Luisa Kasalicky hat an der Akademie der bildenden Künste Wien bei Gunther Damisch studiert. Sie ist ursprünglich Malerin. Sie ist es auch geblieben, hat aber den Raum ihrer Kunst immer weiter ausgedehnt. Nicht nur, dass ihre Malereien Räume eröffnen, die mitunter an Bühnen erinnern. Oder dass in ihren Zeichnungen scheinbar völlig Widersprüchliches und weit Hergeholtes zu luftigen Phantasiewelten zusammenfindet. Sondern auch in dem unmittelbaren und direkten Sinn, dass die Malerei in den Raum hinauswächst, dass sie Züge des Reliefs annimmt, ja mehr noch, ins Gebaute von Installationen übergeht. Die Kunst von Luisa Kasalicky hat stark konstruktive Züge. Ein klares Bewusstsein für das Gerüsthafte, das Gebaute, das Konstruierte als Knochenbau eines in Farben und Formen schwelgenden Gestaltens ist ihr eigen. Für Installationen an der Wand und im Raum verwendet Kasalicky vor allem industriell vorgefertigte Baumaterialien. Kaum zu glauben, wie bunt so etwas sein kann. Allerdings können sich die Farben auch fast ganz aus den Arbeiten zurückziehen, dass nur mehr Schwarz und Grau und gelbliches Weiß bleiben, wie es zwei große Wandarbeiten gerade im Lentos vorführen.
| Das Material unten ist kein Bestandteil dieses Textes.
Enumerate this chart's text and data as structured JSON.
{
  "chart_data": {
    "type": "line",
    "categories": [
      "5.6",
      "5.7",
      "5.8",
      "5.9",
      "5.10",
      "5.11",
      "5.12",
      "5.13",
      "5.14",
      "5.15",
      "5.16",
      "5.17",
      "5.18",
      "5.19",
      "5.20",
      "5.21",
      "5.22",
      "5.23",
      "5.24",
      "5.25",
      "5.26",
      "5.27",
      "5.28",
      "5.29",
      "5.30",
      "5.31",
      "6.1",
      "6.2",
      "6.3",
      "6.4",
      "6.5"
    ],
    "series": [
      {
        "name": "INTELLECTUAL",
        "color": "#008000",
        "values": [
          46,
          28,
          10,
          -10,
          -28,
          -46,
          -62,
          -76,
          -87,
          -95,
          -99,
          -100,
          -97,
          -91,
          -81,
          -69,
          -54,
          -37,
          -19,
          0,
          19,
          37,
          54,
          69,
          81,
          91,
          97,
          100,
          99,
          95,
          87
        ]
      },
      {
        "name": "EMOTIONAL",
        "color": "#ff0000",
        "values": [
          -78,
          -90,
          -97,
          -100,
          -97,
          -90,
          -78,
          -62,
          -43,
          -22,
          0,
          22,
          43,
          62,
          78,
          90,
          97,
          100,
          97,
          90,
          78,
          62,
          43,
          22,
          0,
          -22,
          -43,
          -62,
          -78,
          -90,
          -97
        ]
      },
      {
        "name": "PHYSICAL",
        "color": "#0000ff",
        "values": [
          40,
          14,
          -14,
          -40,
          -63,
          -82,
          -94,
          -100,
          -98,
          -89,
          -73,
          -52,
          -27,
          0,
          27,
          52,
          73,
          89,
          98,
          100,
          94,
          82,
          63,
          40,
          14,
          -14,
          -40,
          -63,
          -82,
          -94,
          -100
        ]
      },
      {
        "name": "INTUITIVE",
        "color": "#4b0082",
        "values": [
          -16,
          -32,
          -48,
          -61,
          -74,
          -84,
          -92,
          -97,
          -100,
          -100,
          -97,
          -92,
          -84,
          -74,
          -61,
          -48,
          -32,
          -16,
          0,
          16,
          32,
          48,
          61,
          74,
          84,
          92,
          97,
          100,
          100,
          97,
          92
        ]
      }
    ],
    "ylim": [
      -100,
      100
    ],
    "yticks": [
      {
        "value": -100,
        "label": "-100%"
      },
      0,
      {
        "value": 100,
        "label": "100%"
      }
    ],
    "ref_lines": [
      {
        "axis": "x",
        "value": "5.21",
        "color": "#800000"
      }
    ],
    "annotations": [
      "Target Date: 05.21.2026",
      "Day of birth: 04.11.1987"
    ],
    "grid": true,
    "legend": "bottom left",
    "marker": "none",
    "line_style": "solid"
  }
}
Luisa Kasalicky ist also eine Malerin, die das malerische Gestalten nicht nur auf Leinwand oder Papier betreibt, sondern ausweitet ins Räumliche. Sie erweitert die Bildfläche nicht durch die Illusion von Räumen, sondern durch Herstellen von Räumen. Als hätte sie Flächen zerstückelt und zerschnitten und so zueinander gestellt, dass sie die Grenzen eines gerahmten Bildes sprengen und schließlich reale Räume bilden. Sie geht aus von visuellen bildlichen oder räumlichen Eindrücken, von Filmsequenzen, von einem Bild des 15. Jahrhunderts, von Landschaftlichem oder Gebautem. Gegebene Zusammenhänge werden aufgelöst, Zusammengehörendes zerlegt, Fragmente neu zusammengestellt. Der Weg geht vom Dekonstruieren von Vorgefundenem zum Konstruieren von Neuem. Luisa Kasalicky hat so auf sehr vielfältige Weise einen Raum geschaffen, den eine immer wirksame Kraft der Transformation durchwirkt. Transformation des Malerischen ins Skulpturale, der Raumillusion in den realen Raum, des Raumkontinuums ins Diskontinuierliche, des Erzählflusses in stammelndes Andenken, des Vertrauten in Befremdendes, der traditionellen Verfahrensweise in ein spielerisches Experimentieren. Ein feiner Witz, ein Hauch von Humor durchweht diese eigenartigen Welten.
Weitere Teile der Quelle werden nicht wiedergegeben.